O que é a UDI
A Identificação Única de Dispositivos Médicos (UDI) é um sistema global que atribui a cada dispositivo um código único, legível por humanos e por máquina. O objetivo: rastreabilidade ponta a ponta, do fabricante ao paciente.
Países como Estados Unidos (FDA) e União Europeia (MDR) já implementaram seus sistemas UDI. O Brasil aderiu ao modelo via RDC 591/2021 — agora atualizada pela RDC 884/2024.

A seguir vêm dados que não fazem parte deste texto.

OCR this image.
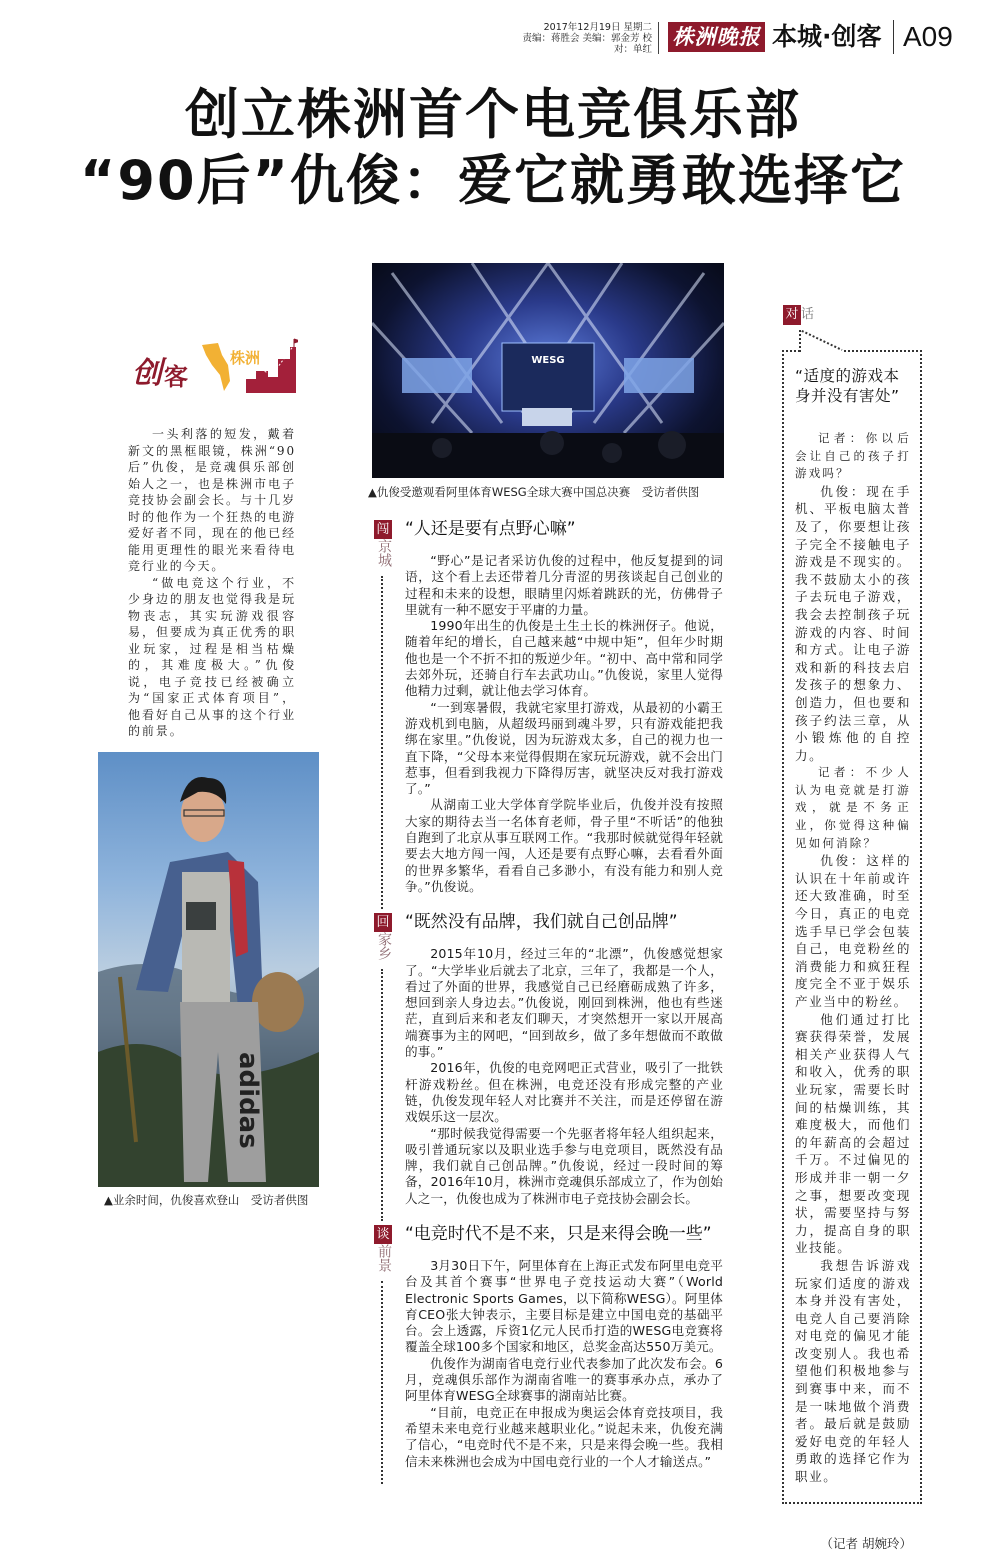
2017年12月19日 星期二
责编：蒋胜会 美编：郭金芳 校对：单红
株洲晚报 本城·创客 A09
创立株洲首个电竞俱乐部
“90后”仇俊：爱它就勇敢选择它
创 客
株洲

一头利落的短发，戴着新文的黑框眼镜，株洲“90后”仇俊，是竞魂俱乐部创始人之一，也是株洲市电子竞技协会副会长。与十几岁时的他作为一个狂热的电游爱好者不同，现在的他已经能用更理性的眼光来看待电竞行业的今天。

“做电竞这个行业，不少身边的朋友也觉得我是玩物丧志，其实玩游戏很容易，但要成为真正优秀的职业玩家，过程是相当枯燥的，其难度极大。”仇俊说，电子竞技已经被确立为“国家正式体育项目”，他看好自己从事的这个行业的前景。

adidas
▲业余时间，仇俊喜欢登山　受访者供图
WESG
▲仇俊受邀观看阿里体育WESG全球大赛中国总决赛　受访者供图
闯
京城
“人还是要有点野心嘛”

“野心”是记者采访仇俊的过程中，他反复提到的词语，这个看上去还带着几分青涩的男孩谈起自己创业的过程和未来的设想，眼睛里闪烁着跳跃的光，仿佛骨子里就有一种不愿安于平庸的力量。

1990年出生的仇俊是土生土长的株洲伢子。他说，随着年纪的增长，自己越来越“中规中矩”，但年少时期他也是一个不折不扣的叛逆少年。“初中、高中常和同学去郊外玩，还骑自行车去武功山。”仇俊说，家里人觉得他精力过剩，就让他去学习体育。

“一到寒暑假，我就宅家里打游戏，从最初的小霸王游戏机到电脑，从超级玛丽到魂斗罗，只有游戏能把我绑在家里。”仇俊说，因为玩游戏太多，自己的视力也一直下降，“父母本来觉得假期在家玩玩游戏，就不会出门惹事，但看到我视力下降得厉害，就坚决反对我打游戏了。”

从湖南工业大学体育学院毕业后，仇俊并没有按照大家的期待去当一名体育老师，骨子里“不听话”的他独自跑到了北京从事互联网工作。“我那时候就觉得年轻就要去大地方闯一闯，人还是要有点野心嘛，去看看外面的世界多繁华，看看自己多渺小，有没有能力和别人竞争。”仇俊说。

回
家乡
“既然没有品牌，我们就自己创品牌”

2015年10月，经过三年的“北漂”，仇俊感觉想家了。“大学毕业后就去了北京，三年了，我都是一个人，看过了外面的世界，我感觉自己已经磨砺成熟了许多，想回到亲人身边去。”仇俊说，刚回到株洲，他也有些迷茫，直到后来和老友们聊天，才突然想开一家以开展高端赛事为主的网吧，“回到故乡，做了多年想做而不敢做的事。”

2016年，仇俊的电竞网吧正式营业，吸引了一批铁杆游戏粉丝。但在株洲，电竞还没有形成完整的产业链，仇俊发现年轻人对比赛并不关注，而是还停留在游戏娱乐这一层次。

“那时候我觉得需要一个先驱者将年轻人组织起来，吸引普通玩家以及职业选手参与电竞项目，既然没有品牌，我们就自己创品牌。”仇俊说，经过一段时间的筹备，2016年10月，株洲市竞魂俱乐部成立了，作为创始人之一，仇俊也成为了株洲市电子竞技协会副会长。

谈
前景
“电竞时代不是不来，只是来得会晚一些”

3月30日下午，阿里体育在上海正式发布阿里电竞平台及其首个赛事“世界电子竞技运动大赛”（World Electronic Sports Games，以下简称WESG）。阿里体育CEO张大钟表示，主要目标是建立中国电竞的基础平台。会上透露，斥资1亿元人民币打造的WESG电竞赛将覆盖全球100多个国家和地区，总奖金高达550万美元。

仇俊作为湖南省电竞行业代表参加了此次发布会。6月，竞魂俱乐部作为湖南省唯一的赛事承办点，承办了阿里体育WESG全球赛事的湖南站比赛。

“目前，电竞正在申报成为奥运会体育竞技项目，我希望未来电竞行业越来越职业化。”说起未来，仇俊充满了信心，“电竞时代不是不来，只是来得会晚一些。我相信未来株洲也会成为中国电竞行业的一个人才输送点。”

对 话
“适度的游戏本身并没有害处”

记者：你以后会让自己的孩子打游戏吗？

仇俊：现在手机、平板电脑太普及了，你要想让孩子完全不接触电子游戏是不现实的。我不鼓励太小的孩子去玩电子游戏，我会去控制孩子玩游戏的内容、时间和方式。让电子游戏和新的科技去启发孩子的想象力、创造力，但也要和孩子约法三章，从小锻炼他的自控力。

记者：不少人认为电竞就是打游戏，就是不务正业，你觉得这种偏见如何消除？

仇俊：这样的认识在十年前或许还大致准确，时至今日，真正的电竞选手早已学会包装自己，电竞粉丝的消费能力和疯狂程度完全不亚于娱乐产业当中的粉丝。

他们通过打比赛获得荣誉，发展相关产业获得人气和收入，优秀的职业玩家，需要长时间的枯燥训练，其难度极大，而他们的年薪高的会超过千万。不过偏见的形成并非一朝一夕之事，想要改变现状，需要坚持与努力，提高自身的职业技能。

我想告诉游戏玩家们适度的游戏本身并没有害处，电竞人自己要消除对电竞的偏见才能改变别人。我也希望他们积极地参与到赛事中来，而不是一味地做个消费者。最后就是鼓励爱好电竞的年轻人勇敢的选择它作为职业。

（记者 胡婉玲）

O que muda com a RDC 884/2024
- Cronograma de implementação faseado por classe de risco (III, IV → primeiro; II → segundo; I → último).
- Banco de dados nacional (BD-UDI) hospedado pela ANVISA, integrado a sistemas globais.
- Formato do código — DI (Device Identifier) + PI (Production Identifier).
- Tecnologia de codificação — códigos lineares, DataMatrix ou RFID, conforme caso.
- Rótulo + embalagem + UDI legível por máquina.
Próximas etapas
A implementação segue um cronograma por classe de risco:
- Classe III e IV (dispositivos implantáveis, alto risco) — fase inicial, prazos mais curtos.
- Classe II (médio risco) — fase intermediária.
- Classe I (baixo risco) — última fase.
Cada empresa precisa verificar a classe dos seus dispositivos e o prazo correspondente.
Importadores que representam fabricantes estrangeiros precisam coordenar com o titular do registro lá fora — o código UDI emitido no exterior precisa ser comunicado ao BD-UDI nacional.
O que sua empresa precisa fazer
- Inventário dos dispositivos — listar todos os registros vigentes e suas classes.
- Identificar emissor de DI — GS1, HIBCC ou ICCBBA (depende do produto).
- Adequar rotulagem — incluir UDI em embalagem primária, secundária e, quando aplicável, no próprio dispositivo.
- Cadastrar no BD-UDI — submissão de informações conforme orientação ANVISA.
- Integrar com sistemas internos — ERP, gestão de qualidade e rastreabilidade.
A não conformidade com UDI nos prazos definidos sujeita a empresa a sanção sanitária, com possibilidade de suspensão da comercialização do dispositivo até regularização.